Es gibt Meldungen aus Südafrika, dass sieben Deutsche trotz Booster-Impfung eine Infektion mit Omikron bekommen haben, allerdings mit einem leichten Verlauf. Wie ist das zu erklären?
Jetzt muss man natürlich gucken, wie das bei diesen Personen war. Ob da der Immunschutz schon vollständig aufgebaut war, also etwa 14 Tage nach der dritten Impfung wäre das dann zu erwarten, und wie das dann genau war. Aber natürlich kann es sein, dass dann die Infektion noch ausgelöst wird, weil die Omikron-Variante an den Spike-Proteinen ganz anders aussieht und die Neutralisierung schlechter funktioniert. Die dritte Impfung, die Booster-Impfung, generiert dann zusätzlich so viele neutralisierende Antikörper, dass auf jeden Fall ein schwerer Verlauf verhindert werden kann, aber leider nicht in allen Fällen eine Infektion.
Wir hören, dass vermehrt Kinder und junge Menschen von Omikron befallen werden. Die STIKO hat entschieden, nur eine Impfempfehlung zu geben für Kinder mit Vorerkrankungen oder mit Risikofällen in der Familie. Wie passt das zusammen?
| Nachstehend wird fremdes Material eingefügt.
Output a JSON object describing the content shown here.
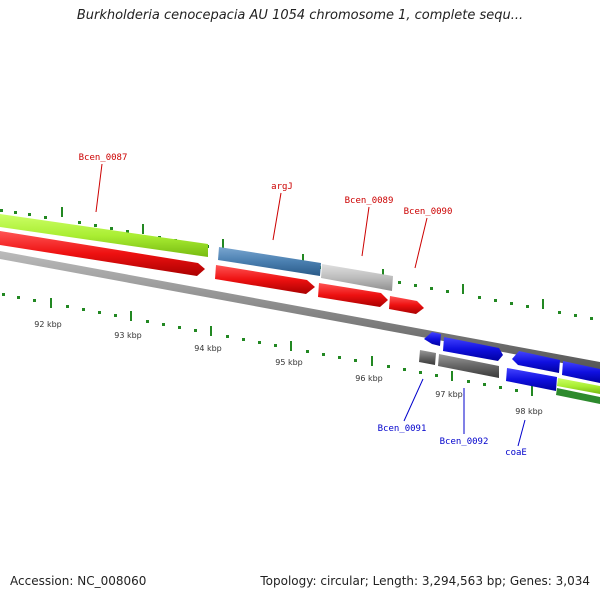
{
  "title": "Burkholderia cenocepacia AU 1054 chromosome 1, complete sequ...",
  "accession": "Accession: NC_008060",
  "topology": "Topology: circular; Length: 3,294,563 bp; Genes: 3,034",
  "colors": {
    "red_gene": "#ee1111",
    "blue_gene": "#1010e0",
    "lime_gene": "#aaee33",
    "steel_gene": "#4a7fb0",
    "gray_gene": "#bdbdbd",
    "dark_gene": "#666666",
    "axis": "#777777",
    "tick_green": "#228822",
    "label_red": "#cc0000",
    "label_blue": "#0000cc"
  },
  "kbp_labels": [
    "92 kbp",
    "93 kbp",
    "94 kbp",
    "95 kbp",
    "96 kbp",
    "97 kbp",
    "98 kbp"
  ],
  "gene_labels_top": [
    "Bcen_0087",
    "argJ",
    "Bcen_0089",
    "Bcen_0090"
  ],
  "gene_labels_bottom": [
    "Bcen_0091",
    "Bcen_0092",
    "coaE"
  ]
}
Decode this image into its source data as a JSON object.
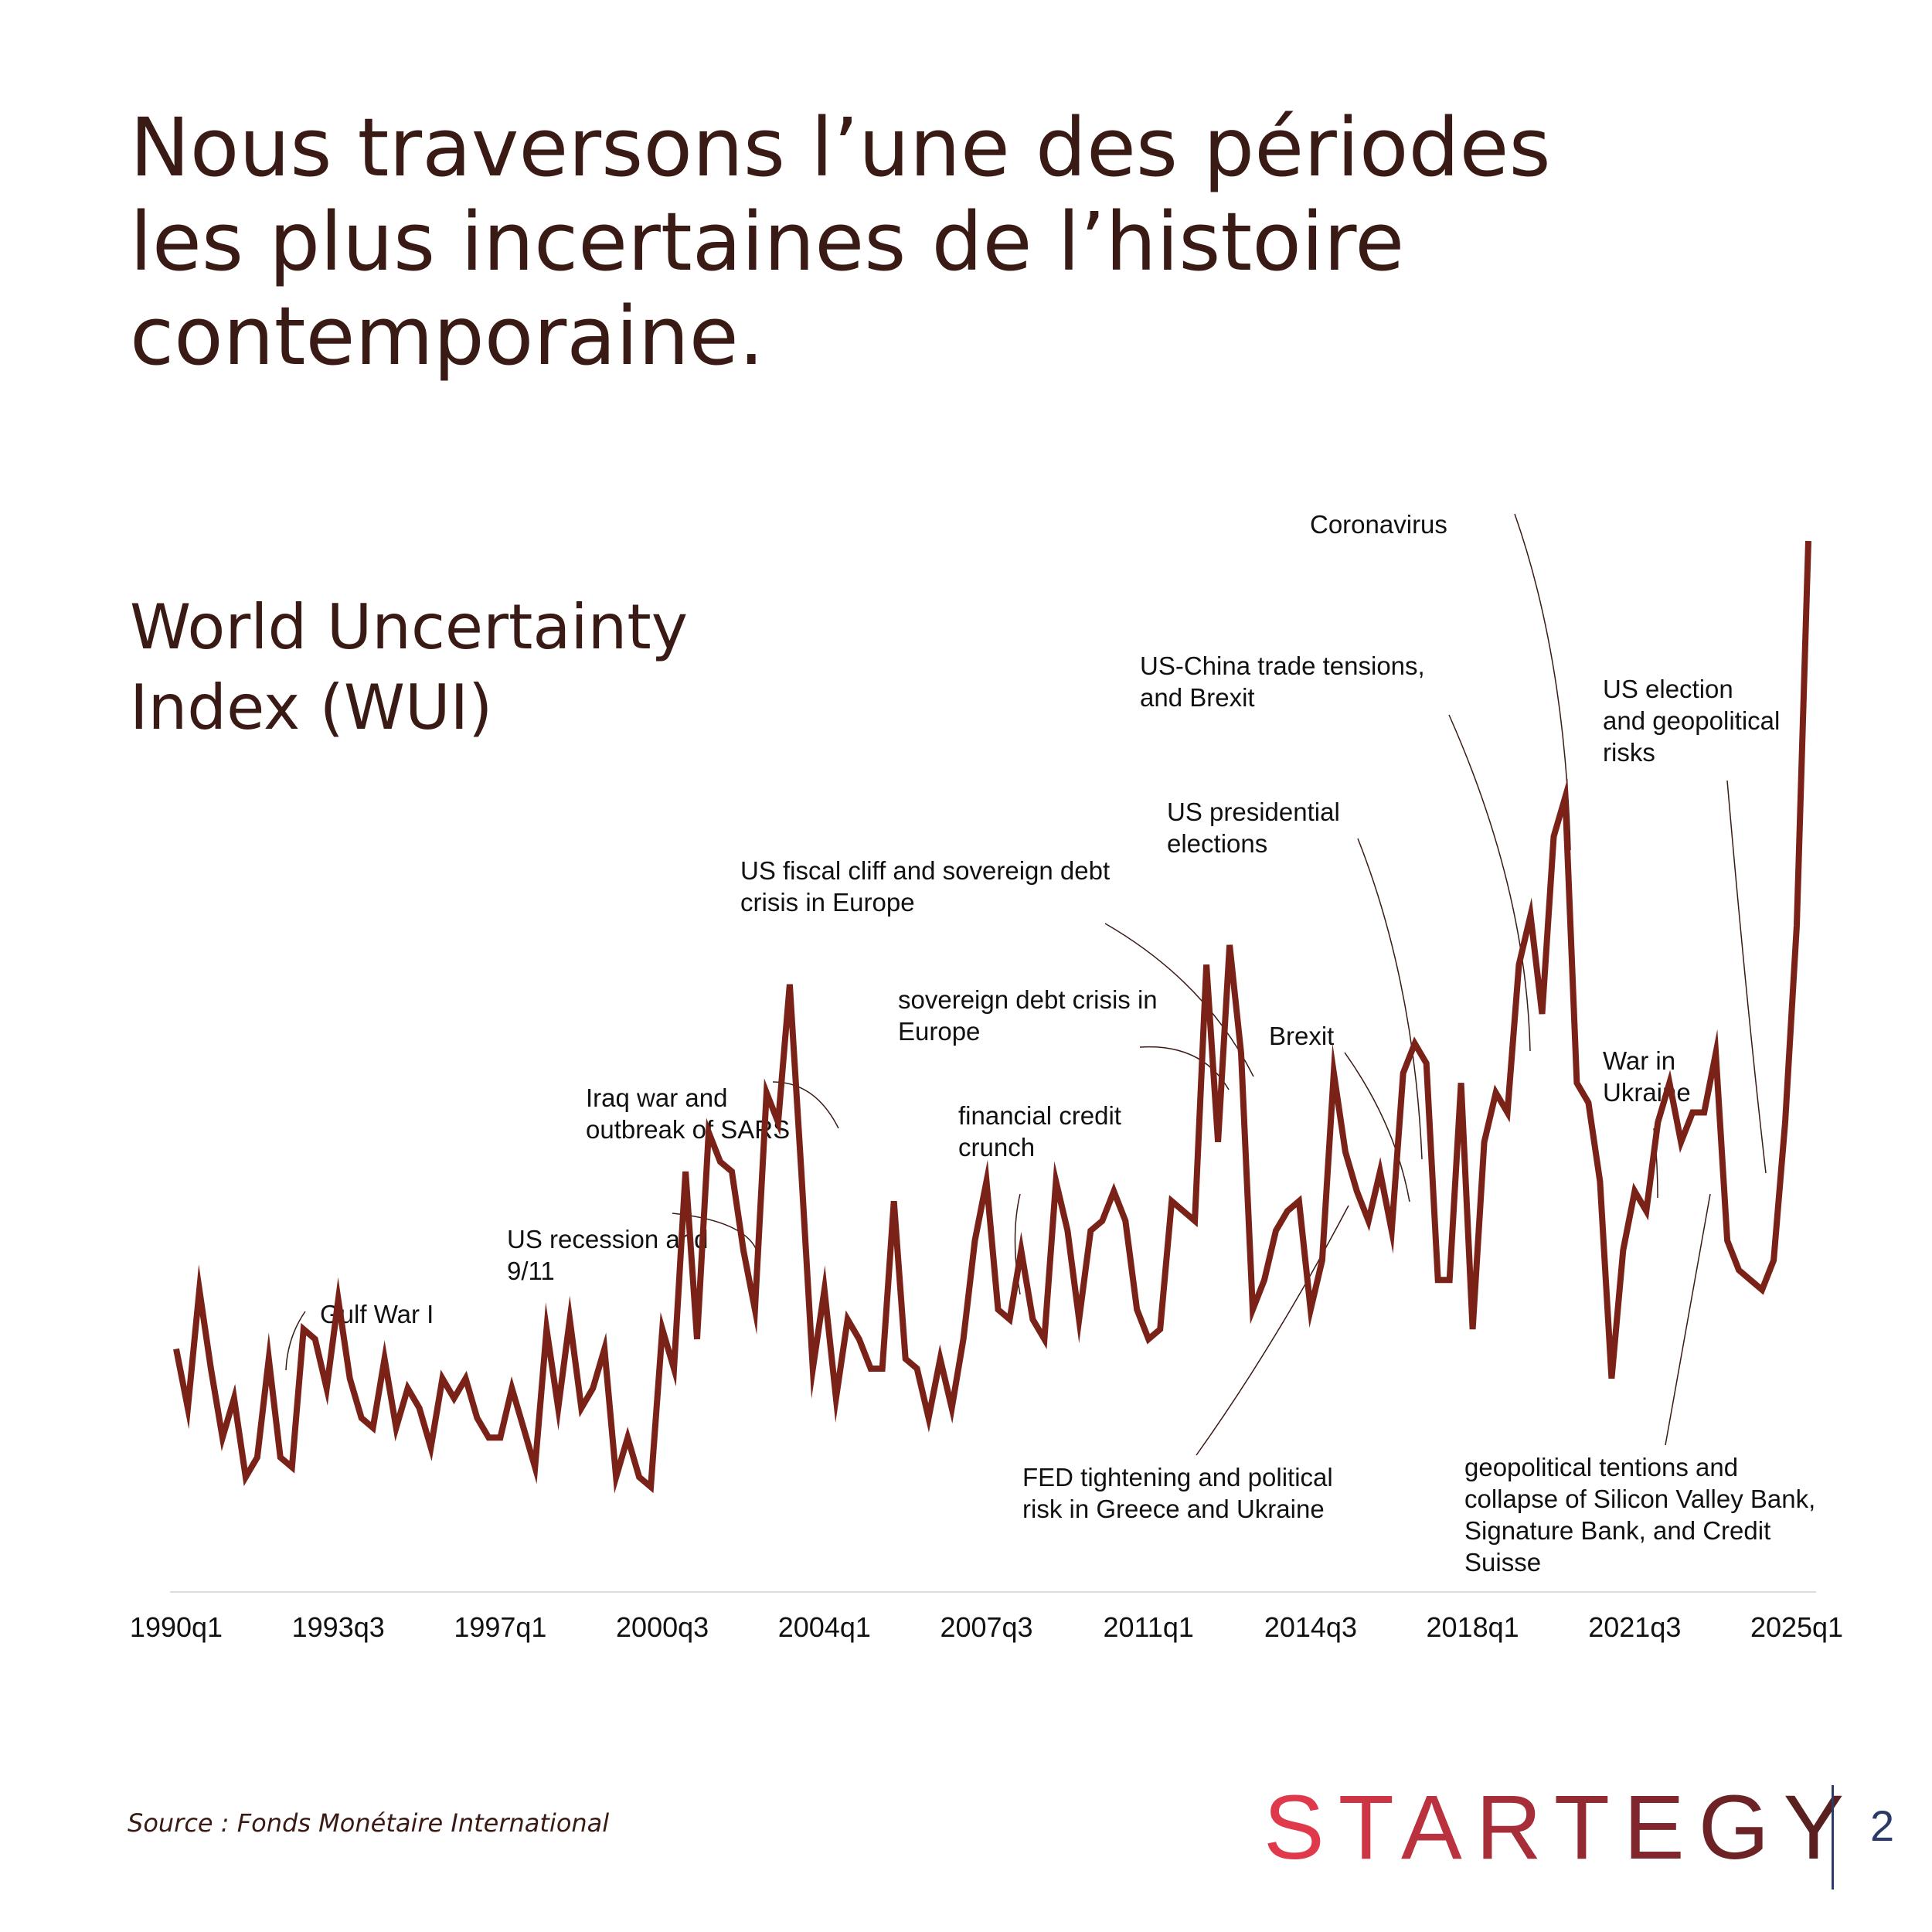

Das ist ein bisschen schade. Eigentlich würde man erwarten, dass man hier jetzt diese Risiko-Nutzen-Abwägung vor dem Hintergrund der Omikron-Variante genau anguckt. Natürlich sind noch nicht so viele Daten dazu da, aber es deutet ja jetzt sehr viel darauf hin, dass man viele gute Argumente hat, dass man die Impfungen auch ausweitet auf die ganz Kleinen. Es ist schade, dass die STIKO jetzt nur vorsichtig die Impfung Kindern mit Vorerkrankungen empfiehlt und dass man das mehr oder weniger den Eltern überlässt. Ich kann also nur empfehlen, dass man die Kinder impfen lässt, denn es sind schon sehr gute Erfahrungen damit gemacht worden. Es ist eine sichere Sache und der Schutz ist da. Gerade mit Blick auf Omikron sollte man die Kinder nicht immunnaiv hereingehen lassen, sondern mit einer guten Impfung.